Another obstacle that hinders the sale of replacement shocks is the high cost of some of today’s sophisticated electronic dampers (the magnetic type as well as the adjustable variety). Some of these units can cost hundreds of dollars, and may only be available from a new car dealer. On some vehicles, electronic shocks can be replaced with less expensive conventional shocks, or in the case of original equipment air shocks, converted to standard shocks if the original dampers or air compressor have called it quits. These conversion kits are very popular for older luxury cars such as Buicks, Cadillacs and Lincolns with aging air ride suspensions that have gone flat.
Maintaining good ride control across a broad range of driving conditions is important because not only does it improve ride quality but also handling stability and driving safety. By dampening the movements of the suspension, shocks and struts keep the tires in contact with the road surface. This prevents the tires from bouncing and skipping with every bump and dip in the road. Tires that do not stay in contact with the road can’t provide good traction, steering stability or braking friction. Too much tire bounce may even trigger the ABS system unnecessarily when braking.

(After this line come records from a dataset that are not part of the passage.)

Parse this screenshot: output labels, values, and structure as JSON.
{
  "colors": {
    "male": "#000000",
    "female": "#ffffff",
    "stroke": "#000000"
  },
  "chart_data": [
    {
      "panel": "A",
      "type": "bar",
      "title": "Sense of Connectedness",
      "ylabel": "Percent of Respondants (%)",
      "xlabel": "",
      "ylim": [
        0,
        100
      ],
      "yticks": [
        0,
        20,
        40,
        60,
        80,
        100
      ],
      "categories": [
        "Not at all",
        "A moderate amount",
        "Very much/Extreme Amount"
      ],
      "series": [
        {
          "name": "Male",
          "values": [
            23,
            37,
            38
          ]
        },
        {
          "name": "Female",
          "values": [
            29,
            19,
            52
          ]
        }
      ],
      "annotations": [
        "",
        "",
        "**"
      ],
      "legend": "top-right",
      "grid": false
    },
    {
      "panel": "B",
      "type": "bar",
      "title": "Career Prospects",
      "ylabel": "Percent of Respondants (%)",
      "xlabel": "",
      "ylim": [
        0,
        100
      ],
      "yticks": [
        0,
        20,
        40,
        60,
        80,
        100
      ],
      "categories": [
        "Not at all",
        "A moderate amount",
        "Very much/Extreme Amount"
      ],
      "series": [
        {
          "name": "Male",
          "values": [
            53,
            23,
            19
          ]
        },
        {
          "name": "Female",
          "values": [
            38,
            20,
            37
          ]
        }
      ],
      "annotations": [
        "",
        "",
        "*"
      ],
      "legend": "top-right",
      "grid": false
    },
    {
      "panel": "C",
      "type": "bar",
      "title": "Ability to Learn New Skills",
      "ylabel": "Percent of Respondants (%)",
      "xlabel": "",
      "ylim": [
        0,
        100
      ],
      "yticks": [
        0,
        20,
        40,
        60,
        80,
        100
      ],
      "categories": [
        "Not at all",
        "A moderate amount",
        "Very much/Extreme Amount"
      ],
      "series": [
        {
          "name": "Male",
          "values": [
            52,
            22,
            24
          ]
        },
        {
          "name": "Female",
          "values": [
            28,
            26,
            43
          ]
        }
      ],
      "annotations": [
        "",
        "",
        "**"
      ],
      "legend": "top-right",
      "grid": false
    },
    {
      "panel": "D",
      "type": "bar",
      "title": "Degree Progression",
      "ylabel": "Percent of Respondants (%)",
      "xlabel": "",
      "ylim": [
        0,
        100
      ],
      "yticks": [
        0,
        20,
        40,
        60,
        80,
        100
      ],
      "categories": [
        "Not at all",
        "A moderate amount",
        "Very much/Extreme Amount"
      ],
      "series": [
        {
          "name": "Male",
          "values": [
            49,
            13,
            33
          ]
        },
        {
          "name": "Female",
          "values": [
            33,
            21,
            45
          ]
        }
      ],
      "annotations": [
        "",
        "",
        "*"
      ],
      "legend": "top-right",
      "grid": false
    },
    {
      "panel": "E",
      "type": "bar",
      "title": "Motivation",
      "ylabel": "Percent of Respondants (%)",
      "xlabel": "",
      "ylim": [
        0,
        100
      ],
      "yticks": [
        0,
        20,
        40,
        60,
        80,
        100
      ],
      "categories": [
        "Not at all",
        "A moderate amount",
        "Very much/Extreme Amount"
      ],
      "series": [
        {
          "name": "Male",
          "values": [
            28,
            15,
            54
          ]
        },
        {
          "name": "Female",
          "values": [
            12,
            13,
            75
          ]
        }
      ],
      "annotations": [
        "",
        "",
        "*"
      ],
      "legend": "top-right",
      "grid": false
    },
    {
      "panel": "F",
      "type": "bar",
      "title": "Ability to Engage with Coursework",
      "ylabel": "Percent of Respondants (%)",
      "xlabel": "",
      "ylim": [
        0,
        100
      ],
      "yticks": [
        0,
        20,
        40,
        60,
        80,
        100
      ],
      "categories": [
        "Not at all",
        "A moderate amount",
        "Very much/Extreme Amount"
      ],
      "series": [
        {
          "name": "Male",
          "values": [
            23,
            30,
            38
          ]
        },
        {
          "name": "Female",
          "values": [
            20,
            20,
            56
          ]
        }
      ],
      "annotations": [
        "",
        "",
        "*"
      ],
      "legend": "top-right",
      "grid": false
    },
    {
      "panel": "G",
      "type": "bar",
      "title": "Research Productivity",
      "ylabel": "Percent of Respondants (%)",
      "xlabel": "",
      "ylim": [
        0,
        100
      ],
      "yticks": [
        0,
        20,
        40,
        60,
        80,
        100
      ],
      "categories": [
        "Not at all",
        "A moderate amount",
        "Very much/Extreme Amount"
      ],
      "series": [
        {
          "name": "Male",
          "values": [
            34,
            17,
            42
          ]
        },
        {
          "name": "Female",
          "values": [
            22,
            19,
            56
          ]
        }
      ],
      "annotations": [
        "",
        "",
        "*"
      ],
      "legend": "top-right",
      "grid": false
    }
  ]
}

The issue of vehicle stability is especially critical with SUVs because of their higher center of gravity. When making sudden steering maneuvers or turning sharply, the body experiences a lot more roll than a typical passenger car. Although most newer SUVs are now equipped with stability control, if the shocks can’t keep the body under control, it may increase the potential for a rollover.
Another reason for replacing shocks (even brand new ones) is to upgrade handling performance. Most shocks and struts today are pressurized with nitrogen gas to minimize foaming and shock fade. This also provides a firmer, more stable ride. In a twin-tube shock, 100 to 150 psi is typically used though some performance twin-tube shocks may contain as much as 250 psi inside.
With monotube shocks and struts, a floating piston separates the gas from the oil. Because of the larger surface area, a much higher gas charge is normally used: typically 360 to 400 psi.
Replacing the original equipment shocks or struts with high-performance aftermarket shocks/struts can improve handing agility. Adjustable dampers are even better because they allow the vehicle owner to dial in the desired firmness they want for changing driving conditions.